Baaijens spent years travelling solo across the Sahara and undertook several expeditions to remote regions of Siberia and Papua New Guinea. A more recent initiative is her effort to change the ‘rather bossy’ relationship between humans and the North Sea by giving the North Sea more of a say in what goes on there. To this end, she consults experts – including some at Wageningen – on what the sea and its sea life would actually want.
This experience gave Baaijens new perspectives on the interconnections between humans and nature. She is keen to share these – especially with teachers – as well as the astonishment, frustration and false assumptions she caught herself experiencing over the years. ‘I have learned that there are countless ways of understanding the world
Other cultures and frames of reference are not failed attempts to become and to think like us
The same goes for how you explain that world to your pupils. For a sustainable future we need a new image of humanity and of the world we live in. So the way we teach is important.’
Imagination
Baaijens started her story with a warning. ‘This evening will make great demands on your powers of imagination. You are going to hear things that will make you think, “hmmm…” That internal sceptical voice is something to cherish. But switch it off for the next two hours. Allow yourself some mental space. See this room as a laboratory of the mind.’ And then she embarked on her talk about her travels and their effect on her worldview and self-image.
‘In the desert I had to reinvent my identity. All alone, without anyone around me who had any expectations of me, the woman I had thought I was for 32 years disappeared. It turned out that all that time I was mainly focussed on meeting expectations. But the desert had no expectations of me. The only person who decided what was right or wrong, who could set my moral compass, was me.’

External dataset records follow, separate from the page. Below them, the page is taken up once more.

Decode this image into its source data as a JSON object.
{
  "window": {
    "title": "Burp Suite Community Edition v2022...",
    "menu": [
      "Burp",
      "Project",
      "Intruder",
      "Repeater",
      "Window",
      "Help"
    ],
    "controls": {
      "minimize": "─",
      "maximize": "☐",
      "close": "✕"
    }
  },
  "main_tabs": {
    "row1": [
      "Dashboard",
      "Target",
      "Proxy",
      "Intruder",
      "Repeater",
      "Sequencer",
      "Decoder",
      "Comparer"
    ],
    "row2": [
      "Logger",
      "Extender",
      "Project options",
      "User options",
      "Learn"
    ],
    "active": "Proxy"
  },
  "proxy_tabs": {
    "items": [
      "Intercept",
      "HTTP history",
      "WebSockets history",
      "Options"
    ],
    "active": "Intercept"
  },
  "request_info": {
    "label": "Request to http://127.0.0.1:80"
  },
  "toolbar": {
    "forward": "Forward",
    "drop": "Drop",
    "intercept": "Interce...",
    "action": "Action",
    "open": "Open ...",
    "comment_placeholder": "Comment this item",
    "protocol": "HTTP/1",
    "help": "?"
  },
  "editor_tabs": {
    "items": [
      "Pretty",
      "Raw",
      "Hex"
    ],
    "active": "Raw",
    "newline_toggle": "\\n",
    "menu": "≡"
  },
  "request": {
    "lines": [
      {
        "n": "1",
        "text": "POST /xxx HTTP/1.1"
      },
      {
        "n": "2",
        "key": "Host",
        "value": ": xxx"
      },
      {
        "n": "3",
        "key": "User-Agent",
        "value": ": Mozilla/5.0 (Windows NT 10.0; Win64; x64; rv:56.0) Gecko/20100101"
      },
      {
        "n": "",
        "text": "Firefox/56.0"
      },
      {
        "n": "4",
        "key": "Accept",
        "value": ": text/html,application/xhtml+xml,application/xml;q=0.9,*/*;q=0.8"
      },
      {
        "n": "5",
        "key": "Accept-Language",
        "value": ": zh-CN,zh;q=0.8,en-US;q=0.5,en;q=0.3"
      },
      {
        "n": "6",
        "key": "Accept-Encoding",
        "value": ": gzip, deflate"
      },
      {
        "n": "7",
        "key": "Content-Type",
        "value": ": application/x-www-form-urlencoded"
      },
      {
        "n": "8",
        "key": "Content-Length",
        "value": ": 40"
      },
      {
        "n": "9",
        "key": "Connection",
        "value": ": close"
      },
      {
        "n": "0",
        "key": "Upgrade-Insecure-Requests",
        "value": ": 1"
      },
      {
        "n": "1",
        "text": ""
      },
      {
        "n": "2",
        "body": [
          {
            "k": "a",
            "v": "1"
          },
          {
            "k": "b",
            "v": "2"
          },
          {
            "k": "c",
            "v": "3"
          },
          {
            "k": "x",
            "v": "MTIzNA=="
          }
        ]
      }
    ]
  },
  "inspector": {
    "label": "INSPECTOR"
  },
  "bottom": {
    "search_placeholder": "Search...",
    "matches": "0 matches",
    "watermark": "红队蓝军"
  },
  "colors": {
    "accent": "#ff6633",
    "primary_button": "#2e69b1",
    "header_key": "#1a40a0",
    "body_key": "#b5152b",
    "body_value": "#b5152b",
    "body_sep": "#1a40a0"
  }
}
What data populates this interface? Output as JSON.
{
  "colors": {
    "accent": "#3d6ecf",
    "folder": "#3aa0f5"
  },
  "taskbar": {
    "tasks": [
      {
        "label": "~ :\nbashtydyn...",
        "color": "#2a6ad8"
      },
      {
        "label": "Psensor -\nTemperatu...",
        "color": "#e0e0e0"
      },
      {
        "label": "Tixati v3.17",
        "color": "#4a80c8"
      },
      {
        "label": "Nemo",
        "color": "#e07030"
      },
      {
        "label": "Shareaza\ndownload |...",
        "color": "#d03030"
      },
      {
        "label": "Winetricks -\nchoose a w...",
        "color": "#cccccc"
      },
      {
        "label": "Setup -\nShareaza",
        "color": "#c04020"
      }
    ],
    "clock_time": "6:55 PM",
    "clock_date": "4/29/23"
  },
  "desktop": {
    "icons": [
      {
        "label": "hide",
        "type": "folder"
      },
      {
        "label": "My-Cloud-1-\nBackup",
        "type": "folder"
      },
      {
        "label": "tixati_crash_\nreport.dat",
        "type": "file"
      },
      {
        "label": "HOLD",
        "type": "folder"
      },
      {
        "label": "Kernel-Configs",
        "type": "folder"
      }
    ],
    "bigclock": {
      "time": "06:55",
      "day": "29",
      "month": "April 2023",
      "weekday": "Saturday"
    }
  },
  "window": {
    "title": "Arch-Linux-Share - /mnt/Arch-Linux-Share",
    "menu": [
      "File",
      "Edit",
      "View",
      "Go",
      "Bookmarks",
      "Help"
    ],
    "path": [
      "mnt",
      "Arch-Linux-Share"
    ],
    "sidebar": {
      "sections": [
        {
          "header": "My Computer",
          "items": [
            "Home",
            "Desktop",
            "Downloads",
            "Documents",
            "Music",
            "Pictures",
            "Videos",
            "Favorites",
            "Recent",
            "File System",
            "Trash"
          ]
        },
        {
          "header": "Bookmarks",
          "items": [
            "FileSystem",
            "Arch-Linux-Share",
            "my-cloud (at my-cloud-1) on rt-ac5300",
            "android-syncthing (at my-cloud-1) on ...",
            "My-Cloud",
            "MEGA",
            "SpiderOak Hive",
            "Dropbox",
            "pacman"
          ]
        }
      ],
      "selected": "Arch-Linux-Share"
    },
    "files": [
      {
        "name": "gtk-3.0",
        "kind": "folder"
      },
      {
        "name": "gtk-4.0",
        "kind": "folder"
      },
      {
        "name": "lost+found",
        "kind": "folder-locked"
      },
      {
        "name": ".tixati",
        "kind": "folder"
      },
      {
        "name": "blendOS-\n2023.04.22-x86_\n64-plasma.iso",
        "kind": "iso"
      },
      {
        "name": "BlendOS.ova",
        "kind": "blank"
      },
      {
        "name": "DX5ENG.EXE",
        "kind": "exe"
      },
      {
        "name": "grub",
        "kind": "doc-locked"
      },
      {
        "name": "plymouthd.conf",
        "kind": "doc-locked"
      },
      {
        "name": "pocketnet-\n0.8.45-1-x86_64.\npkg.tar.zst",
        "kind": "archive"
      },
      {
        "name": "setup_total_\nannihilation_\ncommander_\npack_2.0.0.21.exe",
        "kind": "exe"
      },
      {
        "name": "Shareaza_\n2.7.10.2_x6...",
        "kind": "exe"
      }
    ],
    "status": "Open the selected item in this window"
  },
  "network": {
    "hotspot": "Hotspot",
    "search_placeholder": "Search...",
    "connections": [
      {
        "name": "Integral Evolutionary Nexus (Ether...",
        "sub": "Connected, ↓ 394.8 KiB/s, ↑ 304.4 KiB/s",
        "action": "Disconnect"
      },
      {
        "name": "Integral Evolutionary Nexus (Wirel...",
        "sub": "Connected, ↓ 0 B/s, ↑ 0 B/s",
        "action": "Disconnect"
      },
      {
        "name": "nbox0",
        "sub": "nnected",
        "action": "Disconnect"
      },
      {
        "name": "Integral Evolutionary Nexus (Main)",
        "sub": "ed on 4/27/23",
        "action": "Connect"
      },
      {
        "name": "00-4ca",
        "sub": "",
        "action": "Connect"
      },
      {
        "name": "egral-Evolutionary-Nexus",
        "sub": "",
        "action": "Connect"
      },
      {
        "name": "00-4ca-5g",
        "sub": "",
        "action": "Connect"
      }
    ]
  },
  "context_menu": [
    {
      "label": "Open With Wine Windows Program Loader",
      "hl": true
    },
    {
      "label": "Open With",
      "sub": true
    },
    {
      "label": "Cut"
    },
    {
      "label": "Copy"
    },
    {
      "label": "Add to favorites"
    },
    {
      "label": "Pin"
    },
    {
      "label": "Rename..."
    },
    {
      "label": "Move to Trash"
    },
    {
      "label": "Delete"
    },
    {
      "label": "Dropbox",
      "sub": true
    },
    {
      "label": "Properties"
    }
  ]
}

‘The process continued in Siberia, which challenged me too. The residents of the Altai mountains have a totally different view of nature than the one I was used to. There, nature just is. It doesn’t belong to humans, it is its own boss. Non-human organisms such as animals, plants and fungi are seen as kin, as co-creators of the world. And phenomena such as nature spirits are the most normal thing in the world to people there. I found it fascinating and avidly absorbed what the people had to tell me. But to actually believe that their worldview was “true” and mine wasn’t? I couldn’t do that then. I too was thoroughly imbued with Western thinking. Whereas of course, just because I can’t see or experience something, it doesn’t mean it doesn’t exist.’
Realities
And with this, Baaijens arrived at some fundamental questions: whose reality counts, who defines reality, and why? She clarified that fundamental issue with reference to questions that arose when she and a research team including Wageningen scientists wanted to create an alternative map (a ‘deep map’) of the Altai valley, which is held sacred in Siberia. What do you put in and what do you leave out? Baaijens pointed to the different ways of classifying landscapes used by the Wageningen cultural geographer Maarten Jacobs: in terms of physical characteristics (a ‘matterscape’), factors of power (a ‘powerscape’), or spiritual dimensions (a ‘heartscape’).

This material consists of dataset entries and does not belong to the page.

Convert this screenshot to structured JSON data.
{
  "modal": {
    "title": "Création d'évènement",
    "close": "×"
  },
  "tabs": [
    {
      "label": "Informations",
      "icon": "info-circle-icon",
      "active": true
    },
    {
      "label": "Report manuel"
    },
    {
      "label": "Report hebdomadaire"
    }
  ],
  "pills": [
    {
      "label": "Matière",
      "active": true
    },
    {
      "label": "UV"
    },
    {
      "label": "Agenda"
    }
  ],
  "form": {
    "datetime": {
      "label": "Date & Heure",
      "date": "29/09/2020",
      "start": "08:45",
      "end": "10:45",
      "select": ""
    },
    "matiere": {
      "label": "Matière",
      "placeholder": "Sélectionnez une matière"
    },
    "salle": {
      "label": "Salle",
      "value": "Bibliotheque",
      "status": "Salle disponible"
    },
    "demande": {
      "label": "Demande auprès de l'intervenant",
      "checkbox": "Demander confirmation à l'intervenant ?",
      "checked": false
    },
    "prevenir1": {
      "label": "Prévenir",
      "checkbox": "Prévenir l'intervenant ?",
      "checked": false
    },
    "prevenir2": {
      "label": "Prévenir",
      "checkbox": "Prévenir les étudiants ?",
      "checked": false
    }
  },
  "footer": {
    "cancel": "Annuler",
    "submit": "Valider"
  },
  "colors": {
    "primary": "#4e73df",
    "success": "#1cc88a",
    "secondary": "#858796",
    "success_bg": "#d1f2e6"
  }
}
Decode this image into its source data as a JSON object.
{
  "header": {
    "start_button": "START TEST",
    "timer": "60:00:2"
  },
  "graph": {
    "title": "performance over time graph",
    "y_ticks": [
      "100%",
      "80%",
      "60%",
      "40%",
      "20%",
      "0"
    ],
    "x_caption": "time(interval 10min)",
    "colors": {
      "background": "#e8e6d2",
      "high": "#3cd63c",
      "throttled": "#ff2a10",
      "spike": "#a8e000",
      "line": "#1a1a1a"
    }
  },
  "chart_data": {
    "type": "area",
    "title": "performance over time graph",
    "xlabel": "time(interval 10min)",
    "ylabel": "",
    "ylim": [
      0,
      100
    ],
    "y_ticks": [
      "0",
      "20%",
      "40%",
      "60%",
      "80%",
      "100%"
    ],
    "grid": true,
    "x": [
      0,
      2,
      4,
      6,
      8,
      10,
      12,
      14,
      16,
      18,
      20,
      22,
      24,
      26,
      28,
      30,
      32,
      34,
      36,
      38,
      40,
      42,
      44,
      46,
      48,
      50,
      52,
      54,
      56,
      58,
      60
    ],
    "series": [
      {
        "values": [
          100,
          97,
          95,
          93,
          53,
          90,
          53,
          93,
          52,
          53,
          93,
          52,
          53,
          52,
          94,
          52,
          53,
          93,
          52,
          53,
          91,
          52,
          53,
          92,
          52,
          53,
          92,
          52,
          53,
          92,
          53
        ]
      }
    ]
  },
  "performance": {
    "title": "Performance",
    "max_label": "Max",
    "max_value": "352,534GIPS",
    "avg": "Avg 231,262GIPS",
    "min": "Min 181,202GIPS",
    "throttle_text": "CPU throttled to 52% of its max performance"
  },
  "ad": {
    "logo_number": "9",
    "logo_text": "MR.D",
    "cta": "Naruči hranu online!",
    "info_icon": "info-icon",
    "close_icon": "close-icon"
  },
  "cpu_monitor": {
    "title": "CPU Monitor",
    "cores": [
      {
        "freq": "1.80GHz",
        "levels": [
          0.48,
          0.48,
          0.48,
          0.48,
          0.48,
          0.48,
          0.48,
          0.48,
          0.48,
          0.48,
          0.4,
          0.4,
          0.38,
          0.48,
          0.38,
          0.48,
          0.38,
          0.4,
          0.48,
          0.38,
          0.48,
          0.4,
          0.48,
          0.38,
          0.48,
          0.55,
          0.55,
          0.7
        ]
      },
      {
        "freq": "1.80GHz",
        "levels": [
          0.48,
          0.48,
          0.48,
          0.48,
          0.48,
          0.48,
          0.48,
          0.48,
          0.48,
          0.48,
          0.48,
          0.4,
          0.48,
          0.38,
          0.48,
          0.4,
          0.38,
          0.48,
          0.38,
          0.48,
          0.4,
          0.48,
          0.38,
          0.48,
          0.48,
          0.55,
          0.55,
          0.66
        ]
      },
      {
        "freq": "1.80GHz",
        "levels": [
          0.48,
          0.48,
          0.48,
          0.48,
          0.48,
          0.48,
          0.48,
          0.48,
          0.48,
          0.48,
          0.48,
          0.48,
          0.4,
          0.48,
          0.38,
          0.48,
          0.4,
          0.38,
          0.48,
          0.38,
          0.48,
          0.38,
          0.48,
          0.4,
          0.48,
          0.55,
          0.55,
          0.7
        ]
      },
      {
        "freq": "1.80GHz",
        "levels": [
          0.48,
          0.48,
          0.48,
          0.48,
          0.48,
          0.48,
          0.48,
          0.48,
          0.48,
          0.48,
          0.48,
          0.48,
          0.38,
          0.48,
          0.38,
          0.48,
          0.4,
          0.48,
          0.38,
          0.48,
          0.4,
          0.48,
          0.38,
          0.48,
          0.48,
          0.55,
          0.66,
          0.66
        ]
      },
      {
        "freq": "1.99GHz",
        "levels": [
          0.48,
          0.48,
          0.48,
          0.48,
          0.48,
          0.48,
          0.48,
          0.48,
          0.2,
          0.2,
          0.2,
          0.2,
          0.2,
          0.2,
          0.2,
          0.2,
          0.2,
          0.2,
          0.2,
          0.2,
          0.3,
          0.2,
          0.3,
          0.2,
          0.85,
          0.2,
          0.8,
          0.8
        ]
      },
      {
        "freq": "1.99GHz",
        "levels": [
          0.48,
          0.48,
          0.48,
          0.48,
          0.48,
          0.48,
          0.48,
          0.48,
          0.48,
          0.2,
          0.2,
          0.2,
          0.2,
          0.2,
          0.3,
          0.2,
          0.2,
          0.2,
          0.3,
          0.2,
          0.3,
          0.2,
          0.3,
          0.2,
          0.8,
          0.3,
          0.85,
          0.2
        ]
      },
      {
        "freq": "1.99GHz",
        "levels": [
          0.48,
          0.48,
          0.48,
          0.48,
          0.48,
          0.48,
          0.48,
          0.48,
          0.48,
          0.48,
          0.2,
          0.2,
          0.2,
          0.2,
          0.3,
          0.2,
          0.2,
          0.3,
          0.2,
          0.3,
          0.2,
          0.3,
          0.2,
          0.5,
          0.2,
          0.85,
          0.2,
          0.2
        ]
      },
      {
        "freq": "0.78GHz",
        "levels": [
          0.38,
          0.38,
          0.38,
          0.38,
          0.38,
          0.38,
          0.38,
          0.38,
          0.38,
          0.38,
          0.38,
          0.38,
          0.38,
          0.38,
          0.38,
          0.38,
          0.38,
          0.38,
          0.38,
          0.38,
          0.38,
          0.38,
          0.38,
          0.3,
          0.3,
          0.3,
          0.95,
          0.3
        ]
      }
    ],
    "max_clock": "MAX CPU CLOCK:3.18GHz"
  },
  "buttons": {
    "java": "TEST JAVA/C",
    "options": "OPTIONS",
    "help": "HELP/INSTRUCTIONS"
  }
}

‘So the question is not: who is right here?’ was Baaijens’ summary. ‘The question is: which reality do you want to embrace, which starting point do you want to adopt? My experiences in the Altai Valley and Papua New Guinea taught me to accept that there are limits to Western science. That other cultures and frame of reference are not failed attempts to become and to think like us, but that there simply are numerous models and approaches that can be used to understand the world.’
This multiplicity of perspectives offers a number of starting points for education, she stressed — for example, by using learning methods that prompt students to look at their surroundings with new eyes. She demonstrated some of these during a mini-expedition over the campus. She got the participating teachers to ‘read the landscape’ with their hands: feeling a particular tree with their eyes closed, and checking whether they could find that tree again after a disorienting round of ‘blind man’s buff’. They could. Another exercise was to ‘map’ the campus by recording natural sounds (with the soundtrack of the artwork Must Leave providingpleasantly disruptive interference. And lastly, Baaijens got the teachers to literally change perspectives by strolling across the campus with a little mirror.
Fired up
In spite of some practical drawbacks – many curricula in higher education are already overloaded with compulsory examination material – by the end of the evening, most of the teachers were fired up with enthusiasm to put what they had learned from Baaijens into practice. With their students, and maybe with colleagues too. As a teacher said: ‘There are more worldviews than the ones we always base things on. Actually, everyone needs to become more aware of that.’